Vouloir imposer par la loi une division par deux de la consommation d’énergie en moins de 40 ans est clairement un objectif de décroissance économique avec son cortège de misère, de pauvreté et de chômage qui conduirait sans nul doute à une véritable explosion sociale.

  1. Énergie primaire ou finale : pour l’électricité hydraulique, éolienne ou photovoltaïque, c’est la quantité d’électricité produite. Remplacer de l’électricité « classique », qui constitue 30% environ de l’énergie primaire (fossile ou nucléaire), par de l’éolien et du PV « améliore » donc l’intensité énergétique, ce qui est absurde.
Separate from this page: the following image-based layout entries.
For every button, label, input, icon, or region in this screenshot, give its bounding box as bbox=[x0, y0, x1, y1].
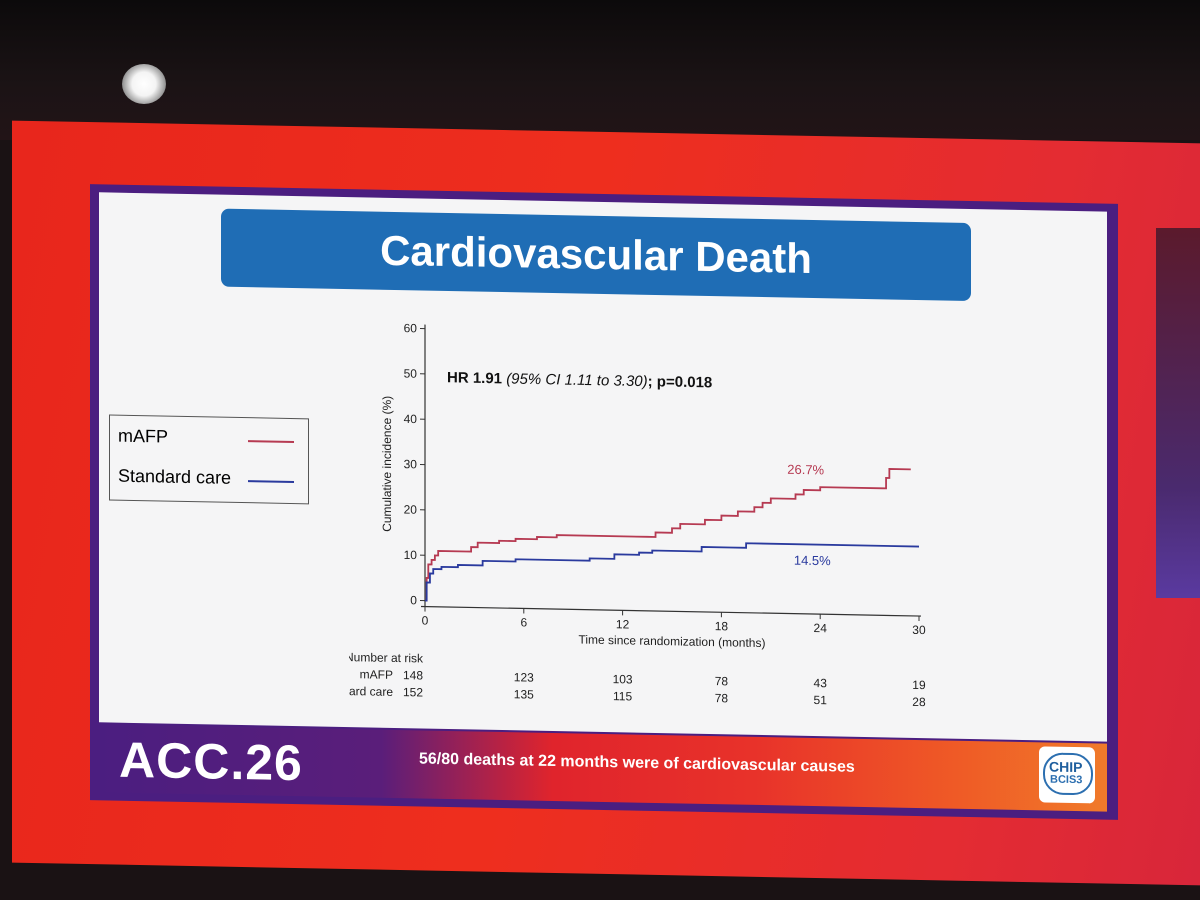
chip-bcis3-logo: CHIP BCIS3 bbox=[1039, 746, 1095, 804]
risk-row-label: mAFP bbox=[360, 667, 393, 682]
risk-cell: 115 bbox=[613, 689, 632, 703]
y-axis-label: Cumulative incidence (%) bbox=[380, 396, 394, 532]
slide-content: Cardiovascular Death mAFP Standard care … bbox=[99, 192, 1107, 742]
hazard-ratio-annotation: HR 1.91 (95% CI 1.11 to 3.30); p=0.018 bbox=[447, 369, 712, 391]
legend-label-mafp: mAFP bbox=[118, 425, 169, 447]
y-tick-label: 40 bbox=[404, 412, 418, 426]
x-tick-label: 6 bbox=[520, 615, 527, 629]
risk-cell: 43 bbox=[814, 676, 828, 690]
risk-cell: 51 bbox=[814, 693, 828, 707]
y-tick-label: 60 bbox=[404, 321, 418, 335]
legend-line-mafp bbox=[248, 440, 294, 444]
risk-cell: 28 bbox=[912, 695, 926, 709]
kaplan-meier-chart: 0 10 20 30 40 50 60 0 6 12 18 24 30 Time since random… bbox=[349, 321, 926, 709]
room-ceiling bbox=[0, 0, 1200, 140]
y-tick-label: 10 bbox=[404, 548, 418, 562]
risk-cell: 152 bbox=[403, 685, 423, 699]
series-line-standard-care bbox=[425, 542, 919, 602]
risk-cell: 78 bbox=[715, 691, 729, 705]
title-banner: Cardiovascular Death bbox=[221, 208, 971, 302]
x-tick-label: 12 bbox=[616, 617, 630, 631]
risk-table-header: Number at risk bbox=[349, 650, 424, 666]
x-axis-line bbox=[421, 605, 921, 617]
risk-row-label: standard care bbox=[349, 684, 393, 699]
series-line-mafp bbox=[425, 468, 911, 602]
risk-cell: 19 bbox=[912, 678, 926, 692]
x-tick-label: 24 bbox=[814, 621, 828, 635]
x-tick-label: 18 bbox=[715, 619, 729, 633]
risk-cell: 148 bbox=[403, 668, 423, 682]
legend-label-standard-care: Standard care bbox=[118, 465, 232, 488]
y-tick-label: 30 bbox=[404, 457, 418, 471]
y-tick-label: 20 bbox=[404, 502, 418, 516]
mafp-end-label: 26.7% bbox=[787, 462, 824, 478]
standard-care-end-label: 14.5% bbox=[794, 553, 831, 569]
risk-cell: 135 bbox=[514, 687, 534, 701]
x-axis-label: Time since randomization (months) bbox=[579, 633, 766, 651]
risk-cell: 123 bbox=[514, 670, 534, 684]
x-tick-label: 0 bbox=[422, 613, 429, 627]
y-tick-label: 0 bbox=[410, 593, 417, 607]
y-tick-label: 50 bbox=[404, 366, 418, 380]
side-screen bbox=[1156, 228, 1200, 598]
legend-line-standard-care bbox=[248, 480, 294, 484]
slide: Cardiovascular Death mAFP Standard care … bbox=[90, 184, 1118, 820]
logo-line2: BCIS3 bbox=[1050, 773, 1083, 787]
risk-cell: 78 bbox=[715, 674, 729, 688]
slide-title: Cardiovascular Death bbox=[380, 226, 812, 282]
risk-cell: 103 bbox=[613, 672, 633, 686]
footer-note: 56/80 deaths at 22 months were of cardio… bbox=[419, 750, 855, 776]
conference-brand: ACC.26 bbox=[119, 731, 303, 792]
legend-box: mAFP Standard care bbox=[109, 414, 309, 505]
ceiling-light bbox=[122, 64, 166, 104]
x-tick-label: 30 bbox=[912, 623, 926, 637]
Cela dit, une diminution de 50% de la consommation d’énergie, quelle que soit la façon dont on la calcule, est tout à fait illusoire, sauf grave récession.
  2. Lyssenkisme : métaphore utilisée pour dénoncer la manipulation ou la déformation de la méthode scientifique afin de soutenir une conclusion prédéterminée, souvent liée à un objectif social ou politique.
    « Comment Lyssenko a-t-il pu acquérir assez d’influence et de pouvoir pour subjuguer ses collègues, conquérir l’appui de la radio et de la presse, l’approbation du Comité central et de Staline en personne, au point qu’aujourd’hui tout ce qui s’en écarte est « irrévocablement banni » de la science soviétique ? (…) Tout cela est insensé, démesuré, invraisemblable. C’est vrai pourtant. Que s’est-il passé ? » (Jacques Monod, article du quotidien Combat, 19 septembre 1948).
    Le bilan de Lyssenko est accablant : « Apport scientifique nul, paralysie de la biologie et de l’agronomie soviétiques pendant près de trente ans, mise à l’écart et assassinats de savants mondialement réputés. » (Joël et Dan Kotek, L’Affaire Lyssenko, p. 95).